Дрожащей рукой я хватаюсь за дверную ручку и поворачиваю ее.
Открыв дверь, я кричу. Передо мной стоит какой-то парень. Высокий, крепкий, примерно того же возраста, что и я. У него длинные темные волосы, бледное лицо, и глаза его снизу подведены темной подводкой. Он воззряется на меня и вскидывает обе руки, сдаваясь, словно в руке я держу не телефон, а пистолет.
Мой страх сразу же сменяется яростью:
– Какого черта? Кто вы такой? – На мгновение мне показалось, что передо мной призрак, а не человек из плоти и крови. Но призрак не выглядел бы таким испуганным.
– Простите! Я могу все объяснить, пожалуйста, я могу все объяснить. – Он говорит что-то по-норвежски, затем снова переходит на английский: – Простите меня, это совсем не то, что вы подумали.
Мои ноги подгибаются, и я плюхаюсь на кровать, а он смотрит на меня так, будто незваный гость здесь это не он, а я.
– Где моя бабушка?
Он ошалело смотрит на меня, затем тихим голосом говорит:
– Я знаю только то, что слышал.
– И что же это? Да говорите же!
– Женщина, которая здесь жила, умерла. Ее похоронили на прошлой неделе.
Гниющие листья и дохлые твари
«Ты сильная личность. Ты это переживешь» – вот что сказал папа, когда увидел мой изуродованный левый глаз. Он мог бы с таким же успехом похлопать меня по плечу и выдать: «Я тебе не помощник. Тебе придется справляться с этим самой».
Сидя на кровати, я достаю из рюкзака два печенья. Я собиралась разделить их с Мормор – мое праздничное угощение, которым мы отметили бы то, что я все-таки смогла добраться сюда.

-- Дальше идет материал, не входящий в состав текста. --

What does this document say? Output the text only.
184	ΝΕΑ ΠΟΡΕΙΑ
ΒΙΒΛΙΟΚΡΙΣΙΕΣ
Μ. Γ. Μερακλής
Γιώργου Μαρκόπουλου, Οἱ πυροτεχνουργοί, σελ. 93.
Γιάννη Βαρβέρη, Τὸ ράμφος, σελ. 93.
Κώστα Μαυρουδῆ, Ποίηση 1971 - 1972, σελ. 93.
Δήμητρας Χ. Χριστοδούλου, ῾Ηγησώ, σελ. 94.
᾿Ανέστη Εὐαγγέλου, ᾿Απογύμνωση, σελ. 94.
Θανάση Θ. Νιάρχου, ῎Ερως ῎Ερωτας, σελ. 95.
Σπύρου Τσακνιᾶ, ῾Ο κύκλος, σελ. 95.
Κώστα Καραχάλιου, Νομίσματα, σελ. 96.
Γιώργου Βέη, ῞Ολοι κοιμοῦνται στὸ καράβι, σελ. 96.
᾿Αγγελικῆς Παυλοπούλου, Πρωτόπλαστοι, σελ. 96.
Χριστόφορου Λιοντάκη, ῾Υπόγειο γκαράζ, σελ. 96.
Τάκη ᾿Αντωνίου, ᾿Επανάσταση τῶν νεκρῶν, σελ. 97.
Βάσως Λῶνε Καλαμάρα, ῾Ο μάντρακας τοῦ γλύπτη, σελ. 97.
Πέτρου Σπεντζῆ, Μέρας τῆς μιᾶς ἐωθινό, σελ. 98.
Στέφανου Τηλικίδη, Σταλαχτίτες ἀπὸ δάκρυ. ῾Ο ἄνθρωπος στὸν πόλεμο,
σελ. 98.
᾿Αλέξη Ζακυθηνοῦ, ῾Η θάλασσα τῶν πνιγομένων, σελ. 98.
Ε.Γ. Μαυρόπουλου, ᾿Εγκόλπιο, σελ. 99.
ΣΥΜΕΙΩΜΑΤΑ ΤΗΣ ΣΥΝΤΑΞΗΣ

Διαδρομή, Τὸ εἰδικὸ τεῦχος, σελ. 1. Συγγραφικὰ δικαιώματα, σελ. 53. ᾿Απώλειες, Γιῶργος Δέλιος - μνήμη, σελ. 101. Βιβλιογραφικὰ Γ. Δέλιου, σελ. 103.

Не может быть, чтобы она умерла, это просто невозможно. Кто-нибудь обязательно бы известил маму, мы бы знали! Но, вероятно, какая-та частица моего существа и впрямь знала, какая-та частица меня, запрятанная глубоко-глубоко. Эта мысль подобна руке, взбаламутившей мутные воды, поднявшей со дна грязь и ил и выпустившей на поверхность все темное. По моему лицу ручьями текут слезы, а руки сами сжимаются в кулаки, кроша печенья в пыль. Весь мир размывается, становится серым, и в нем нет больше ничего, кроме тупой боли в груди.
С моего носа капают сопли, и я утираю их рукавом.
– Как она?..
Парень смотрит куда-то за мою спину.
– Думаю, во сне.
Я поворачиваюсь и устремляю взгляд на кровать. Разноцветное, яркое, связанное крючком одеяло Мормор кажется мне невыносимо веселым. Между двумя подушками в белых наволочках втиснута кособокая думка в форме сердца, которую мы с ней сделали вместе, когда мне было восемь лет.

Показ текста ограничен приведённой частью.